In the first mission, I spent nearly 30 minutes just talking to the many crazy idiots that populate the world, performing bizarre side jobs for them, uncovering unseen minigames, and trying to touch every single touchable object to see what strange thing would pop out of it. What does pop out could range from one of a long list of peculiar lines of dialogue, to a playable, matrimonially-themed first-person shooter called Wedding Quake. Jazzpunk throws non sequiturs at you from every which way, and does so at such a rapid clip that there's scarcely ever time to process what you've just wandered into.

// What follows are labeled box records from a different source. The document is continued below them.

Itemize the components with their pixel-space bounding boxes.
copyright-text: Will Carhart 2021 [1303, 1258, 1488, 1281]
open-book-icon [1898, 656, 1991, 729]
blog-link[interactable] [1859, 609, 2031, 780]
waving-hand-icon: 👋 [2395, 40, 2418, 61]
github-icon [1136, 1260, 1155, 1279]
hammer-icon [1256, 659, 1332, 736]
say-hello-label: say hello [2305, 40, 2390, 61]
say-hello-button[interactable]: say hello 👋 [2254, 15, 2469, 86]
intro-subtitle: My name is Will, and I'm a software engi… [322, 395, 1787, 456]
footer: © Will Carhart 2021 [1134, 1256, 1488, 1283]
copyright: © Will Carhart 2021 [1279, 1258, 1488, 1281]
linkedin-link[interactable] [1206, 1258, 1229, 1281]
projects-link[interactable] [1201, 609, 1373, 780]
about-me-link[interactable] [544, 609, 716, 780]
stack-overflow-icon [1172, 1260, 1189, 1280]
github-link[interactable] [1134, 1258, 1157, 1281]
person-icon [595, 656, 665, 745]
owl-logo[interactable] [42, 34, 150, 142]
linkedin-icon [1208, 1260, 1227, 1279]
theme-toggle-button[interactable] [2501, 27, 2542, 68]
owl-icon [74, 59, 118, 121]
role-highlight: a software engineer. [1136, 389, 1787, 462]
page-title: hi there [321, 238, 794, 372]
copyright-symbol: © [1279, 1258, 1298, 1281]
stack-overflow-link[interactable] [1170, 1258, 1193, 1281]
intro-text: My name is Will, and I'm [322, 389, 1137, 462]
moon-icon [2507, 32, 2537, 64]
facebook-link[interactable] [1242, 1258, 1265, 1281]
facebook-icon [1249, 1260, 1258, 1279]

And yet there is, astonishingly, a cohesive feel to all of this. Throwing a million silly gags out every which way is no surefire way to create successful comedy, but Jazzpunk manages to keep things unpredictable while retaining a sense of pace and rhythm. There is a consistency to its delivery, an unexpectedly focused style that makes all this more than just a bunch of thrown together funny-sounding words and visuals. Its aesthetic is coherent, if entirely odd, mixing together Cold War-era pop culture imagery with belligerently delivered spy movie tropes, and characters who all look like gender designations on restroom signs. It's all completely nuts, but in an extremely, amazingly specific way.

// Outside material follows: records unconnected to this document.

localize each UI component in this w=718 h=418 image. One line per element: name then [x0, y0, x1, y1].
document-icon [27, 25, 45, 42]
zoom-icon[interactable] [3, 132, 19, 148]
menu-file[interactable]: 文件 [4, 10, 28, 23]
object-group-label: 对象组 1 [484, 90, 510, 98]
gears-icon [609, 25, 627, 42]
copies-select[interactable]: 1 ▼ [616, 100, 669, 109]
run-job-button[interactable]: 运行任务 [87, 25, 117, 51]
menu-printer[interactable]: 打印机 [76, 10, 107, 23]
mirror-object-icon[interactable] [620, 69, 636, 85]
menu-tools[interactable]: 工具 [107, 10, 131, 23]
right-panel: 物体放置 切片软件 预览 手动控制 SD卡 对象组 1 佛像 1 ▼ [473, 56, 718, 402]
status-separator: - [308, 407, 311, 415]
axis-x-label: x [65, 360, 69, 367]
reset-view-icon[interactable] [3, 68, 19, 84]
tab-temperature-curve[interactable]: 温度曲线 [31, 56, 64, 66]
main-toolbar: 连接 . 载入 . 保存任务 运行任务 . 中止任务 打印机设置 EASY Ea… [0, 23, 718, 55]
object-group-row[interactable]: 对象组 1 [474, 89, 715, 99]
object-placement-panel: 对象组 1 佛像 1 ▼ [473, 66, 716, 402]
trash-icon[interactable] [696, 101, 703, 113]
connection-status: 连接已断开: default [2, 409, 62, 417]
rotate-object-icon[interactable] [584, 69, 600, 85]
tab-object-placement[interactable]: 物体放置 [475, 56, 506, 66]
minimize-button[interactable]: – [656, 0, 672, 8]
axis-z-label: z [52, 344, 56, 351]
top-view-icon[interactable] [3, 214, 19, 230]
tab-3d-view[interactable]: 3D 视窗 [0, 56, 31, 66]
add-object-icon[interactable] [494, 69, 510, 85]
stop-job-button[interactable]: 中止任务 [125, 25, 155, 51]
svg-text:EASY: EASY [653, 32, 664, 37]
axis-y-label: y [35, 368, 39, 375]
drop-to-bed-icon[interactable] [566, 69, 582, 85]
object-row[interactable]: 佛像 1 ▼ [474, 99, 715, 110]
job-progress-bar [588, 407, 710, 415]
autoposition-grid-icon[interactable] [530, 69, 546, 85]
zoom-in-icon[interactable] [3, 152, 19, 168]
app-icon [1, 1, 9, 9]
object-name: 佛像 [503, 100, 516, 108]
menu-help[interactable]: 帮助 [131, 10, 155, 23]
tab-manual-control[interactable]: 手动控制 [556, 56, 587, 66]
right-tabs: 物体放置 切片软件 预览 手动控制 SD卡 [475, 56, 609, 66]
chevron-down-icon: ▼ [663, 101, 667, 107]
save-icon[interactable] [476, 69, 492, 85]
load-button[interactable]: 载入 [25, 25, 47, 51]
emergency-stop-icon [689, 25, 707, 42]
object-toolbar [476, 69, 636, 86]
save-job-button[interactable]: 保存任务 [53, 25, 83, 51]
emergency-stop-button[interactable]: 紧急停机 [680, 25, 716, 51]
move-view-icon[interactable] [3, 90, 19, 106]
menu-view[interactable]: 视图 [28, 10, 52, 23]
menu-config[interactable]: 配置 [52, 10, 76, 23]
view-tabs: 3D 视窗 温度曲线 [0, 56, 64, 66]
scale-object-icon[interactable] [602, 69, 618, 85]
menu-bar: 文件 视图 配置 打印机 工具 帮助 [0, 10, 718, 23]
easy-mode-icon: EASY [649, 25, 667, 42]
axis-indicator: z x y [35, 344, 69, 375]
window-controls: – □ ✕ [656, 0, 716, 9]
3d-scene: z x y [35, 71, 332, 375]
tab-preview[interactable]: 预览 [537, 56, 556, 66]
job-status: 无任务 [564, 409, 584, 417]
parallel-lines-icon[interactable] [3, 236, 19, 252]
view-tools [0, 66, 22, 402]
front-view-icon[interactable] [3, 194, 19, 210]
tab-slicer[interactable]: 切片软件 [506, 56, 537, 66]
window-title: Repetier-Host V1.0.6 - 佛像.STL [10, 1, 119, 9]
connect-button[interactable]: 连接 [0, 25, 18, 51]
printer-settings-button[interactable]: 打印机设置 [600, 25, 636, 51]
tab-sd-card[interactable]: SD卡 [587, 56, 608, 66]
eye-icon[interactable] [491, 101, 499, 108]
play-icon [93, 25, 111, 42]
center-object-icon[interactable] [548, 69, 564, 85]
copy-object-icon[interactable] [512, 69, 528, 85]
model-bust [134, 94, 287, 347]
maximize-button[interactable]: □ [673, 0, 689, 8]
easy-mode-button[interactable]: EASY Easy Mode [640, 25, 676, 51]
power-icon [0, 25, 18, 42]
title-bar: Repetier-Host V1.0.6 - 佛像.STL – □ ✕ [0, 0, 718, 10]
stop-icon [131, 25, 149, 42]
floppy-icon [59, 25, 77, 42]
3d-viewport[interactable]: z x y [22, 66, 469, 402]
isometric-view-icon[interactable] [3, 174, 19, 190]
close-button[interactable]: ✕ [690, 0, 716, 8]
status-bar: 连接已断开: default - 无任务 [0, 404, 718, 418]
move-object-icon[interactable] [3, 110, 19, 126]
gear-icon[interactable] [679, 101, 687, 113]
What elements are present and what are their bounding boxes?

Perhaps because it involves the player so heavily in its punchlines, Jazzpunk mostly keeps things very simple. Those minigames? Never terribly difficult, nor deep. Those mission objectives? Usually quick and easy to accomplish. Also, you can't lose the game under any circumstances. That simplicity prevents any joke from being kneecapped by frustrating gameplay, but it also makes progressing through it a breeze. Playing with an eye toward finding every gag will probably take just a little under three hours, but it's not too likely you'll find all of them on your first play through. I happily went through Jazzpunk a second time, and found at least a half-dozen things I'd completely passed by the first time around. Even more importantly, I didn't mind playing through the jokes I had already seen a second time. Even without the surprise factor, they were still funny. That's a mark of any great comedy, regardless of what medium it originates from.
To describe any more of Jazzpunk would be to its detriment. It's best experienced unawares, so that the full weight of its weirdness can be imparted without the burden of expectation. Suffice it to say I think just about everyone should play Jazzpunk, though I'll concede that its specific brand of humor might not jive with everyone's sensibilities. Frankly, you can watch just about any two minutes of Jazzpunk and probably know right away if it's for you or not. Every individual gag is its own bizarre thing, yet still feels like an accurate encapsulation of the greater whole. It takes a strong, creative, thoughtful comic voice to pull something like that off. In Jazzpunk, Necrophone Games has demonstrated that it has that voice, and it deserves to be heard.